Cette fois-ci Carmilla rit ouvertement.

-Bien essayé ma jolie.

-Allez... je sais que tu détestes cette règle. Tu trouves que les insultes renforcent le caractère ! Que ça aide à apprendre que le monde n'est pas bisounoursé !

-Je... comment sais-tu ça ? Tu étais censée être au lit quand j'ai eu cette discussion avec Laura.

Émilie sembla un instant déstabilisée, pas sûre de quoi répondre. Elle finit par faire un geste de main dans l'air comme si c'était sans importance.

-Ce n'est pas ça le sujet. Je te parle d'indépendance, moi ! Prends ta place dans ce couple, laisse ta marque, affirme-toi ! Tes opinions valent ceux de m'man, il faut que tu croies en toi ! Je suis prête à t'aider dans cette démarche. Faisons la première étape ensemble ! Je te soutiens de tout coeur.

-Qu...?

-Ton avis compte ! Toi, tu comptes ! Tu trouves que j'ai le droit de dire des gros mots ? Alors vas-y, fonce ! Punis-moi pas !

-Ne me punis pas, la corrigea automatiquement Carmilla.

-Oui, c'est ça ! Toi et moi, nous sommes pareils. On a besoin d'avoir un impact sur les choses ! On a notre mot à dire !

Émilie était essoufflée. Elle observa attentivement sa mère, guettant une réaction.
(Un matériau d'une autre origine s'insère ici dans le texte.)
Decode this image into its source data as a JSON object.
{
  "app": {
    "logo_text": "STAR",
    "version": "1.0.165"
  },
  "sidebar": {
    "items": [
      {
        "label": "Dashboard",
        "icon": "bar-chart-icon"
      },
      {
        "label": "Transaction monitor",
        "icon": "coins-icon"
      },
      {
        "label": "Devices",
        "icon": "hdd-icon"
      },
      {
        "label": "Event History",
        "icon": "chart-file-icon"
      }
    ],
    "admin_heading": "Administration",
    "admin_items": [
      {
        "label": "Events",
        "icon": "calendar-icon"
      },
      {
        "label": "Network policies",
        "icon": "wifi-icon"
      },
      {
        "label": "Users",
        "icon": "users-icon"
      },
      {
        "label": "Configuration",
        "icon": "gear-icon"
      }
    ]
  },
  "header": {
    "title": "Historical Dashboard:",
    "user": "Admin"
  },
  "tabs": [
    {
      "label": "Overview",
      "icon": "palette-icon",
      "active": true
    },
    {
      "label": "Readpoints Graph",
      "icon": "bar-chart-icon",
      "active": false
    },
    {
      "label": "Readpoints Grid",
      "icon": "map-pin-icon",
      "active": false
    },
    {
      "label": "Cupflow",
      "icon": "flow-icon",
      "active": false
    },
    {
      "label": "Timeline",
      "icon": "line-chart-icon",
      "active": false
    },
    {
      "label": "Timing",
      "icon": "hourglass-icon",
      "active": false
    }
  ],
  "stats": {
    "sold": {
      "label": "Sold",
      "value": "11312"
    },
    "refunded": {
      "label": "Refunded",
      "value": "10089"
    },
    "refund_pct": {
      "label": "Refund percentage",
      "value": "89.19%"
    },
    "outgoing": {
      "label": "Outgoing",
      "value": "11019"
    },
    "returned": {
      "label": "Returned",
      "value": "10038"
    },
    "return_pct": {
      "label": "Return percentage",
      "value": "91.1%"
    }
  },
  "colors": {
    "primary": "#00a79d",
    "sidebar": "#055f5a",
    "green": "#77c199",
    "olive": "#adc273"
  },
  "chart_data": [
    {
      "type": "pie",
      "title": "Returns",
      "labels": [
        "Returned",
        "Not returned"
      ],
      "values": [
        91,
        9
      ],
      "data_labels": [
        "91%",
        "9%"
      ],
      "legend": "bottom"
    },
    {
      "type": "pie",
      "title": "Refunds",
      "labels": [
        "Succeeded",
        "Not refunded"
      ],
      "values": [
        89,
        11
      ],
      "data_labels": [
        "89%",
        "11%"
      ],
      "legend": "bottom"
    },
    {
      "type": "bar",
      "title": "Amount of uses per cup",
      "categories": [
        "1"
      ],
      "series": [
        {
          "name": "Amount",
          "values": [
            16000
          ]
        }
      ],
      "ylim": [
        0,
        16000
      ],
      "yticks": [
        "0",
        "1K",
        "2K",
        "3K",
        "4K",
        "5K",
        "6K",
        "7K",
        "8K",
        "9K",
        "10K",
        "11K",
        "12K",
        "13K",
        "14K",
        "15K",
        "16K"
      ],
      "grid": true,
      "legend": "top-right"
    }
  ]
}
Celle-là finit enfin par arriver: Carm' sourit.

-Merci pour ton beau speech, Luther King. C'était très inspirant, je t'assure. Bon, en attendant... tu reviens avec tes cinq euros avant le souper ?

-Et, merde !

-Celui-là sera gratuit, c'est cadeau. Monte vite avant de sortir d'autres méchants mots.

Un grand sourire aux lèvres, Carmilla observa sa fille quitter la pièce en râlant, les pieds raclant le sol.

C'est le moment que choisit Laura pour arriver, deux sacs de course plein les bras.

-Tu t'es disputée avec Émilie, m'chou ? demanda-t-elle distraitement en déposant les sacs sur la table de la cuisine.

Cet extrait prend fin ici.